In the years that followed, Hoia-Baciu has drawn yogis, shamans, ufologists and ghost hunters from across the world, curious to experience the unusual forces believed to resonate through the forest.
Contemporary Dangers
Despite being among the planet's leading destinations for supernatural fans, the forest is under threat. The outlying areas of Cluj-Napoca – a contemporary technology center of more than 400,000 people, called the tech capital of eastern Europe – are encroaching, and real estate firms are advocating for authorization to cut down the woods to build apartment blocks.
Except for a limited section containing locally rare specific tree species, the grove is without conservation status, but the guide hopes that the initiative he co-founded – the Hoia-Baciu Project – will help to change that, motivating the local administrators to appreciate the forest's value as a travel hotspot.
Eerie Encounters
As twigs and autumn leaves break and crackle beneath their boots, Marius tells numerous traditional stories and reported paranormal happenings here.
- A well-known account recounts a five-year-old girl disappearing during a group gathering, only to reappear half a decade later with no recollection of what had happened, having not aged a moment, her clothes lacking the smallest trace of dust.
- More common reports describe mobile phones and photography gear mysteriously turning off on stepping into the forest.
- Emotional responses include complete terror to feelings of joy.
- Various visitors claim seeing bizarre skin irritations on their bodies, detecting ghostly voices through the forest, or sense hands grabbing them, despite being convinced they're by themselves.
Study Attempts
Although numerous of the stories may be impossible to confirm, there are many things clearly observable that is certainly unusual. All around are plants whose stems are warped and gnarled into bizarre configurations.
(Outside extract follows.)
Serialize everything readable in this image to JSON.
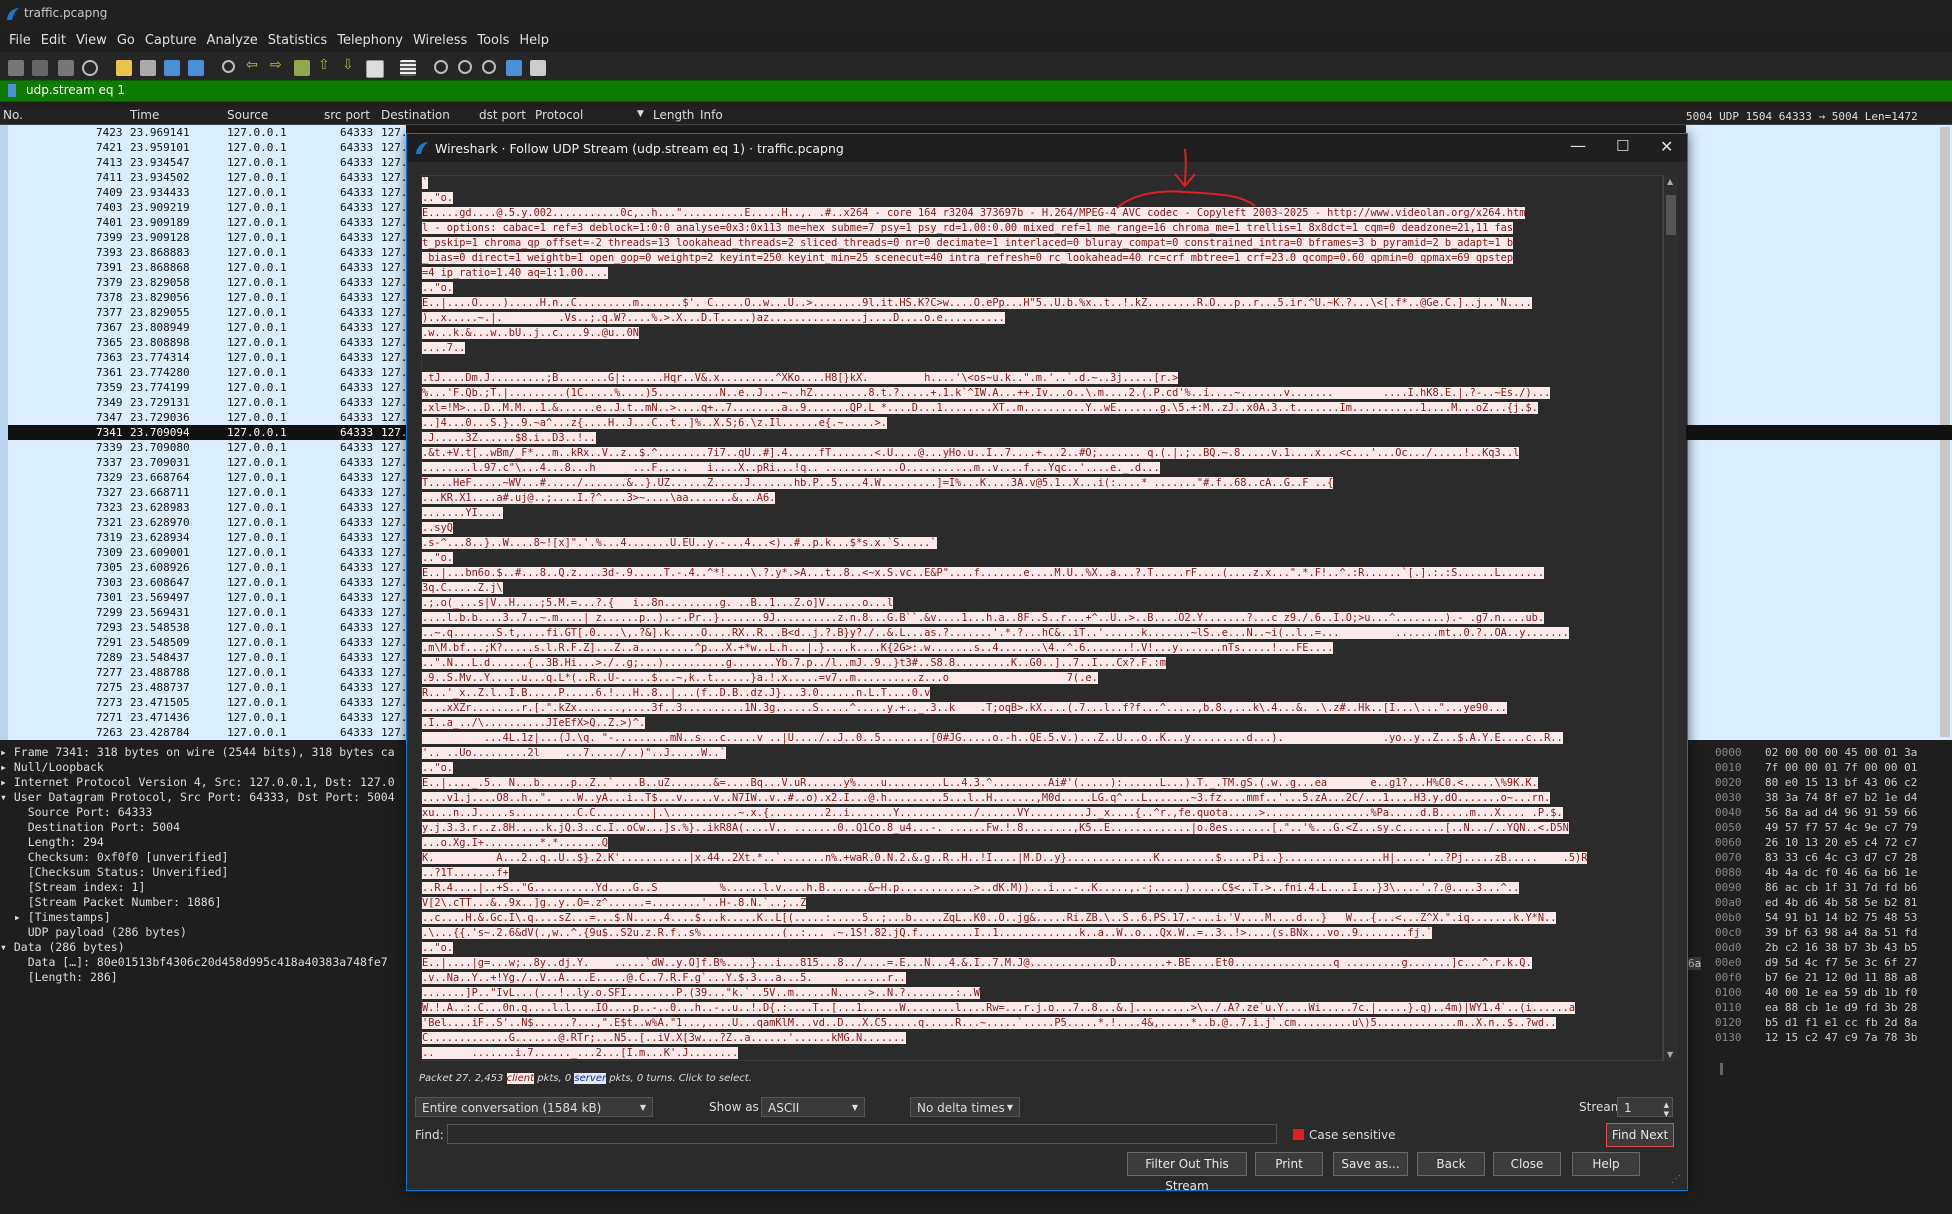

Various suggestions have been given to account for the misshapen plants: that hurricane winds could have altered the growth, or inherently elevated electromagnetic fields in the ground account for their strange formation.
But scientific investigations have found insufficient proof.
The Famous Clearing
The expert's tours enable guests to engage in a modest investigation of their own. When nearing the clearing in the woods where Barnea took his famous UFO photographs, he hands the traveler an ghost-hunting device which measures electromagnetic fields.
"We're stepping into the most energetic part of the forest," he states. "See what you can find."
The vegetation abruptly end as we emerge into a perfect circle. The single plant life is the trimmed turf beneath the ground; it's clear that it hasn't been mown, and looks that this unusual opening is organic, not the work of people.
The Blurred Line
Transylvania generally is a location which inspires creativity, where the line is blurred between truth and myth. In countryside villages superstition remains in strigoi ("screamers") – otherworldly, shapeshifting vampires, who return from burial sites to terrorise regional populations.
The novelist's famous fictional vampire is permanently linked with Transylvania, and the legendary fortress – a medieval building perched on a rocky outcrop in the Carpathian Mountains – is actively advertised as "Dracula's Castle".
But despite legend-filled Transylvania – literally, "the place beyond the forest" – feels solid and predictable in contrast to these eerie woods, which give the impression of being, for factors related to radiation, atmospheric or entirely legendary, a nexus for human imaginative power.
"Within this forest," the guide says, "the line between reality and imagination is remarkably blurred."